The Swiss plane manufacturer’s PC-24 doesn’t come cheap — it costs a little over $11 million off the assembly line.

But customers who frequently fly with the company can buy “fractional ownership” in one of AirSmart’s PC-12 planes, which means they own a piece of the aircraft, similar to how a timeshare property might work. The company sells the packages at one-eighth or one-sixteenth of what a new PC-12 would cost through a five-year contract, giving the customer 24/7 access to AirSmart’s planes and a fixed hourly rate for flights with no blackout restrictions or markups during busy holiday weekends.

AirSmart does business with anyone from casino company executives and well-off retirees to celebrities, but private air travel is within reach for those in many other walks of life, Malamut said.

“These planes are safe and affordable,” Malamut said. “The operating costs are much less than what you’d find for something like a Gulfstream. We can sell fractions and make this work for the average person who can afford private air.”

The Pilatus planes are also able to land on a variety of surfaces, Suell said, including on open grass areas or on dirt.

Though it was canceled because of the pandemic last year, the annual Burning Man event in dusty northwestern Nevada is a popular destination for AirSmart customers.

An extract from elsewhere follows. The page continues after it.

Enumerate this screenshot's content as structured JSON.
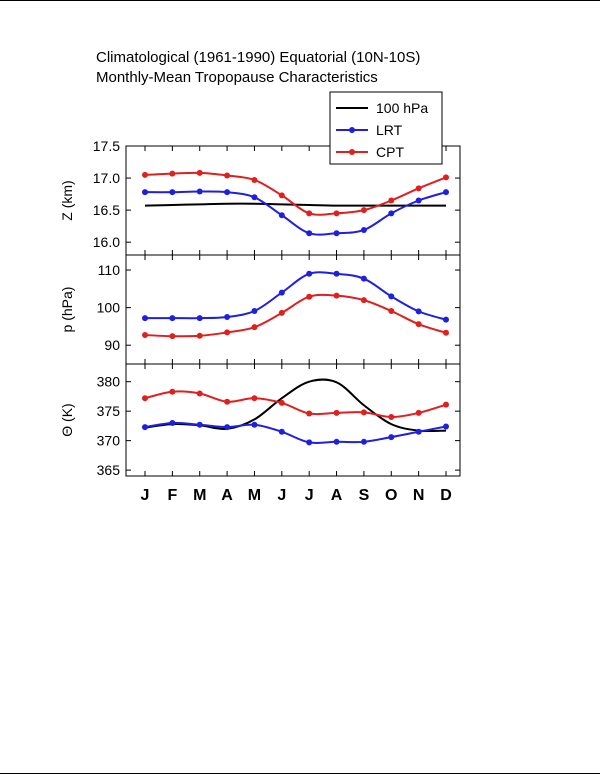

The company also takes passengers to many business meetings, golf and ski outings, and weekend getaways. Many of its most popular destinations are the West Coast, Malamut said, but the company also flies to the East Coast and to some international destinations like Mexico or Colombia.

At AirSmart, Suell said the company has the potential for more growth in the coming years.

“I think once you get past your first, second and third planes, it can be a rapid growth from there,” Suell said. “You can really take off from that point.”